Thursday, April 30, 2015
Opalesque Industry Update - In April 24’s Federal Register, the IRS released proposed regulations (REG-108214-15) to restrict when a foreign insurance company’s income can be excluded as passive income by giving a more strict definition for the “active conduct of an insurance business” exemption under IRC section 1297(b)(2)(B).

The U.S. Treasury and Internal Revenue Service (IRS) state that the new rules aim to prevent situations where a hedge fund attempts to use a purported foreign reinsurance company to defer and reduce the tax that otherwise would be due with respect to investment income. Instead, the rules would treat such companies as passive foreign investment companies.

Once effective, the proposed rules are likely to cover both existing and future entities. Under the proposed regulations, “active conduct” has the same meaning under Treas.

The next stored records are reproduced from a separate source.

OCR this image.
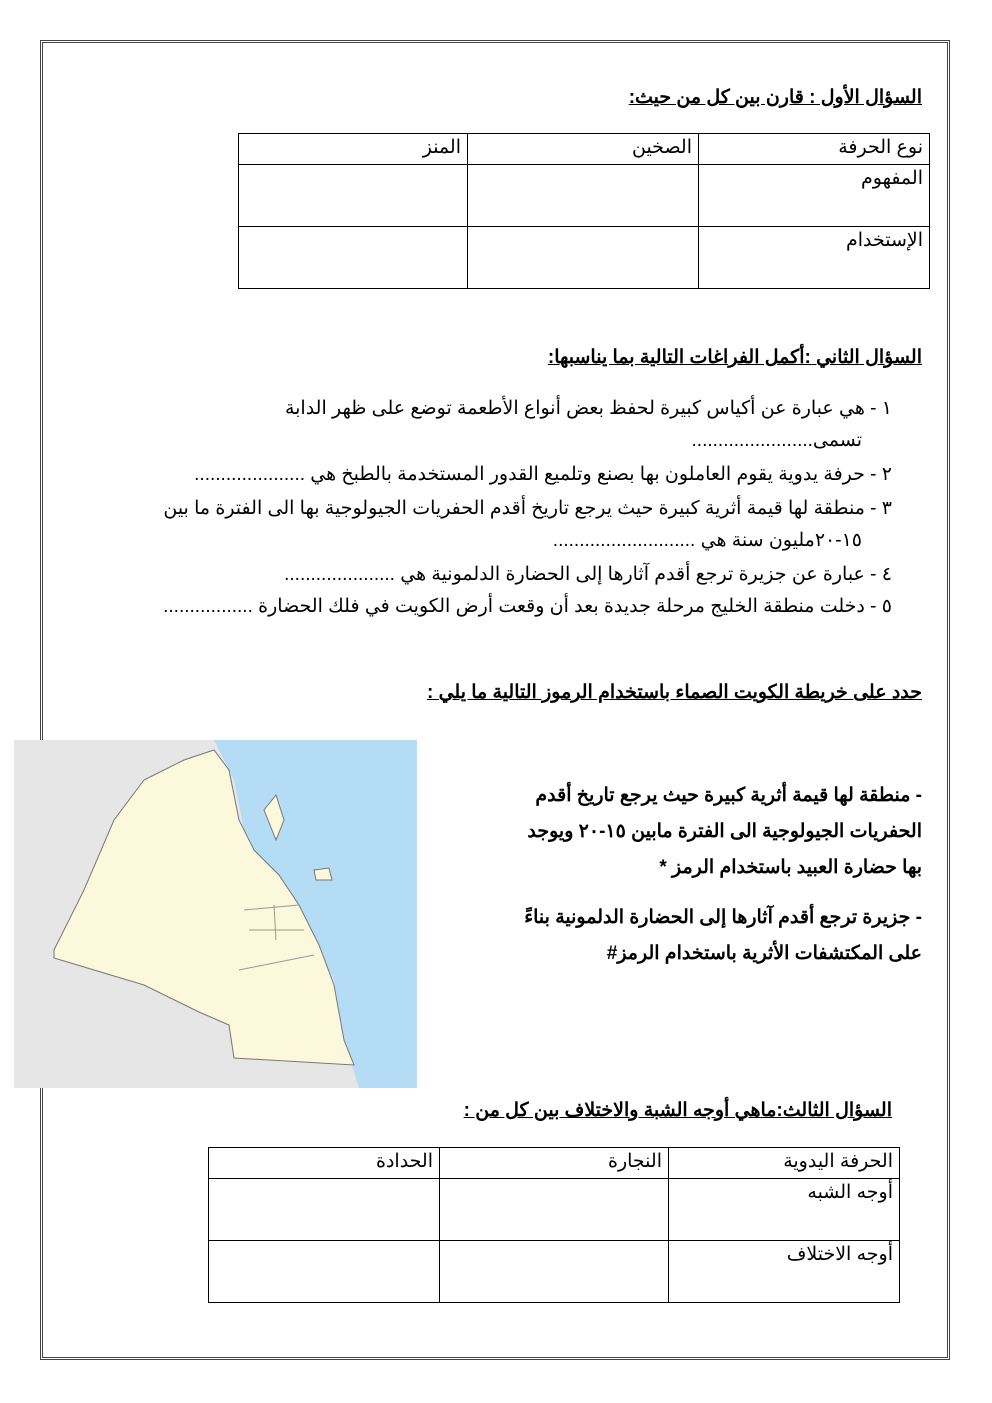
السؤال الأول : قارن بين كل من حيث:
نوع الحرفة	الصخين	المنز
المفهوم		
الإستخدام		
السؤال الثاني :أكمل الفراغات التالية بما يناسبها:
١ - هي عبارة عن أكياس كبيرة لحفظ بعض أنواع الأطعمة توضع على ظهر الدابة
تسمى.......................
٢ - حرفة يدوية يقوم العاملون بها بصنع وتلميع القدور المستخدمة بالطبخ هي .....................
٣ - منطقة لها قيمة أثرية كبيرة حيث يرجع تاريخ أقدم الحفريات الجيولوجية بها الى الفترة ما بين
١٥-٢٠مليون سنة هي ...........................
٤ - عبارة عن جزيرة ترجع أقدم آثارها إلى الحضارة الدلمونية هي .....................
٥ - دخلت منطقة الخليج مرحلة جديدة بعد أن وقعت أرض الكويت في فلك الحضارة .................
حدد على خريطة الكويت الصماء باستخدام الرموز التالية ما يلي :
- منطقة لها قيمة أثرية كبيرة حيث يرجع تاريخ أقدم
الحفريات الجيولوجية الى الفترة مابين ١٥-٢٠ ويوجد
بها حضارة العبيد باستخدام الرمز *
- جزيرة ترجع أقدم آثارها إلى الحضارة الدلمونية بناءً
على المكتشفات الأثرية باستخدام الرمز#
السؤال الثالث:ماهي أوجه الشبة والاختلاف بين كل من :
الحرفة اليدوية	النجارة	الحدادة
أوجه الشبه		
أوجه الاختلاف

Reg. § 1.367-2T(b)(3), which generally provides that a corporation actively conducts a trade or business if its officers and employees “carry out substantial managerial and operational activities.” However, for purposes of the proposed regulations, officers and employees of related entities will not be considered.

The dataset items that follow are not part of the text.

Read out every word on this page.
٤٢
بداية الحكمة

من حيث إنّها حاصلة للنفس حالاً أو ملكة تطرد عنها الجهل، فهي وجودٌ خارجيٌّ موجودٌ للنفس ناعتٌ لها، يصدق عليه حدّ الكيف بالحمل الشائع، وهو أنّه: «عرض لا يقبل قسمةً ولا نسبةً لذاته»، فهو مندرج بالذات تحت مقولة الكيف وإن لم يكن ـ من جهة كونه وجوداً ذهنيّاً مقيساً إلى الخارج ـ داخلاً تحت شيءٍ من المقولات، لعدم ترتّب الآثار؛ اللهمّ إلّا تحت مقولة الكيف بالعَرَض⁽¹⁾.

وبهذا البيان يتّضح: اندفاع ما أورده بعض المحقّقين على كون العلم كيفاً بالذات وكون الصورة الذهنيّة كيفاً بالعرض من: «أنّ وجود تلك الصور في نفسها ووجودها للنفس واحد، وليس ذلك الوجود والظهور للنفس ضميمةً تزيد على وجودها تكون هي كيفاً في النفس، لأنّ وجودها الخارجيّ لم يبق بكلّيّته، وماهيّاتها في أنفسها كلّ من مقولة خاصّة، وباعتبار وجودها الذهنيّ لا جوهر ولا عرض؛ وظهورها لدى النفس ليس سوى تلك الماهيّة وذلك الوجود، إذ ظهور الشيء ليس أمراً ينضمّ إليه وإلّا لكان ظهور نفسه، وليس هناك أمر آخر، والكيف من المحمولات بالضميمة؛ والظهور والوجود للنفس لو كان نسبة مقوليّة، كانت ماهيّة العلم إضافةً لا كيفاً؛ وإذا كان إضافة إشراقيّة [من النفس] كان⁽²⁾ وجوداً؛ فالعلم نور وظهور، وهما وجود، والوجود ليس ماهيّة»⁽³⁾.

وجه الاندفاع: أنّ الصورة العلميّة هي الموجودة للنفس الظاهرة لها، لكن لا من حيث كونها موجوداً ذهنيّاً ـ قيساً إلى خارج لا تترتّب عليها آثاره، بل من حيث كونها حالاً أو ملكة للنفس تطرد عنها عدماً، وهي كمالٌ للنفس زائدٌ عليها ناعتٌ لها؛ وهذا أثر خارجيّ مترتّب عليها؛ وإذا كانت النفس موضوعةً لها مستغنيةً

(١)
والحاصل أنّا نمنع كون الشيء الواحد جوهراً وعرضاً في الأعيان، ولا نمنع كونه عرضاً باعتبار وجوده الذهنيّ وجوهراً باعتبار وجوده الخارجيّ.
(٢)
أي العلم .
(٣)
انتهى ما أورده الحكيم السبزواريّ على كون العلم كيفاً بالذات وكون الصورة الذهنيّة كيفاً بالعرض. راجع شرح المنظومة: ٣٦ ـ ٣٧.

Furthermore, the proposed regulations define the term “insurance business” to mean business activity of issuing insurance and annuity contracts and the reinsuring of risks underwritten by insurance companies, together with investment activities and administrative services that are required to support or are substantially related to insurance contracts issued or reinsured by the foreign insurance company.

The proposed regulations do not provide a method for determining the portion of assets held to meet obligations under insurance and annuity contracts, and the IRS has requested comments to propose appropriate methodologies.